Bahkan di saat kita tak punya pilihan, seperti yang dialami Frankl di penjara Nazi, masih tersedia satu pilihan, yaitu bagaimana merespon dan mengendalikan pilihan itu.
“10 B” Tips Bahagia
Peristiwa buruk yang dialami Victor Frankl, mungkin sebanding bahkan lebih buruk dari wabah Corona yang sudah enam bulan ini menghantui kehidupan hampir seluruh dunia. Namun, berapa banyak diantara kita yang bisa merespon pandemi dengan kehendak bebas untuk bahagia dalam keadaan apapun? Mungkin tak banyak.
Prinsip kebahagiaan sejatinya datang dari dalam diri setiap manusia (state of mind). Ia bukan sesuatu yang given. Bahagia adalah hasil dari pergulatan stimulus dan respon terhadap keadaan tertentu. Wujud bahagia itu bisa jadi relatif. Tergantung bagaimana setiap orang mengartikannya.
Tapi bagaimana caranya bahagia menghadapi pagebluk maha dahsyat yang mengubah semua sendi kehidupan ini?
Lagi-lagi bukan pekerjaan mudah jika kita belum memahami prinsip dan caranya. Saya merumuskan “10 B” tips bahagia di masa pandemi.
Pertama, bersyukur. Bagian ini paling klasik, namun tak bisa dihindari.

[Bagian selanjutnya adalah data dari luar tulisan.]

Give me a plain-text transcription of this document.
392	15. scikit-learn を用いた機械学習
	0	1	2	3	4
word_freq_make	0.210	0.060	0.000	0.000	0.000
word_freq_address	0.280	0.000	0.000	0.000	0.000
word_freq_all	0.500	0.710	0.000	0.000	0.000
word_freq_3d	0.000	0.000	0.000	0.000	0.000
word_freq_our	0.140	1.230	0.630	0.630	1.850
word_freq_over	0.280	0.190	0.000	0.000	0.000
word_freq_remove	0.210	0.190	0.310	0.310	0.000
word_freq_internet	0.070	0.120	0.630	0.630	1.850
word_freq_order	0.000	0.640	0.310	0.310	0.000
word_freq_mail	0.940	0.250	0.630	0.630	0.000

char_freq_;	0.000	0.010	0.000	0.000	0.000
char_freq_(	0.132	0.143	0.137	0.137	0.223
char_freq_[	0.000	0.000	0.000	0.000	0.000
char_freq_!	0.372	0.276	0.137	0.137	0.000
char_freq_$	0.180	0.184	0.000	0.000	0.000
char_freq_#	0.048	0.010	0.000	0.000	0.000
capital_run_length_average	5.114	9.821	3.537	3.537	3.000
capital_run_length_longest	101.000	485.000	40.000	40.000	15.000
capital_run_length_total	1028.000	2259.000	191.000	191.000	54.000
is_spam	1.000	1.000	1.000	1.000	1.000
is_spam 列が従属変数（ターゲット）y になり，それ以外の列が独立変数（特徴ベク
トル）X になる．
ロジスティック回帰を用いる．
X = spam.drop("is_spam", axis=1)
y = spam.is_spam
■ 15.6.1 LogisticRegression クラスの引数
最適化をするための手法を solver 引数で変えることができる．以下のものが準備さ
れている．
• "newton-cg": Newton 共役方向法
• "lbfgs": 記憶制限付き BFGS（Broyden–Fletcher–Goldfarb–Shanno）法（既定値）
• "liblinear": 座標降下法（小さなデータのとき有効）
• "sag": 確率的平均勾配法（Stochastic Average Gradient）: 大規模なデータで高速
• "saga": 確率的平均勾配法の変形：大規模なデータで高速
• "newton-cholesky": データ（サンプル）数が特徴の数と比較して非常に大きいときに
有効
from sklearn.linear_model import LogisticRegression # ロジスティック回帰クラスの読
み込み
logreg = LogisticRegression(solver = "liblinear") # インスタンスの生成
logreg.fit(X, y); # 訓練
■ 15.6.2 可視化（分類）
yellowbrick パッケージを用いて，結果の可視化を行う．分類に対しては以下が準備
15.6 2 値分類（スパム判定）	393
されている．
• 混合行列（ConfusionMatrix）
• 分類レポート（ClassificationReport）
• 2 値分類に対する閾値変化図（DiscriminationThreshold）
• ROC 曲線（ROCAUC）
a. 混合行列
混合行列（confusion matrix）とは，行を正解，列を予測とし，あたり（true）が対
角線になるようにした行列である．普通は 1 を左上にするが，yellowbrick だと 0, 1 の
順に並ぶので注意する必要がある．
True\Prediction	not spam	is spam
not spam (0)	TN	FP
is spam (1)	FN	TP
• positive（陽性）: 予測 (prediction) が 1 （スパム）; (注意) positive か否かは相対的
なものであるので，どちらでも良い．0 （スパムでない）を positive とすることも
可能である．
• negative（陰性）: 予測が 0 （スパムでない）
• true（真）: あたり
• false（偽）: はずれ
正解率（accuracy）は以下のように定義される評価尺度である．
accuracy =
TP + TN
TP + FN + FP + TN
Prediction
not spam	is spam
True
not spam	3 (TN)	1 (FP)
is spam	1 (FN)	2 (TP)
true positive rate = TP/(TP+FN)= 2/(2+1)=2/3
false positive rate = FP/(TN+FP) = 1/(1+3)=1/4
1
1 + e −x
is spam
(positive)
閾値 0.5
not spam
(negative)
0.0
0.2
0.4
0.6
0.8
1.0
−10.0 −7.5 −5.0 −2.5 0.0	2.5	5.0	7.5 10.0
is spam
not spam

Bersyukur artinya, mengapresiasi bahwa sampai hari ini, kita dan orang-orang terdekat kita masih hidup, dalam keadaan sehat, dan masih bisa beraktivitas, meski dalam ruang terbatas. Jutaan orang di dunia, tak mendapatkan itu. Mereka telah lebih dulu meninggal karena Covid 19.
Jutaan orang lainnya, kehilangan penghasilan, terseok-seok agar bisa sekedar makan atau membeli susu untuk anaknya. Menurut penelitian, salah satu cara bersyukur yang baik adalah dengan mengekspresikannya ke dalam ucapan, tulisan atau karya tertentu.
Kedua, berpikir positif. Semasa pandemi, kita diberi banyak waktu berefleksi mengenal diri, berkumpul bersama keluarga, melakukan banyak kegiatan, lebih dekat dengan lingkungan, yang mungkin sebelumnya hampir tak sempat kita lakukan karena kesibukan di luar rumah.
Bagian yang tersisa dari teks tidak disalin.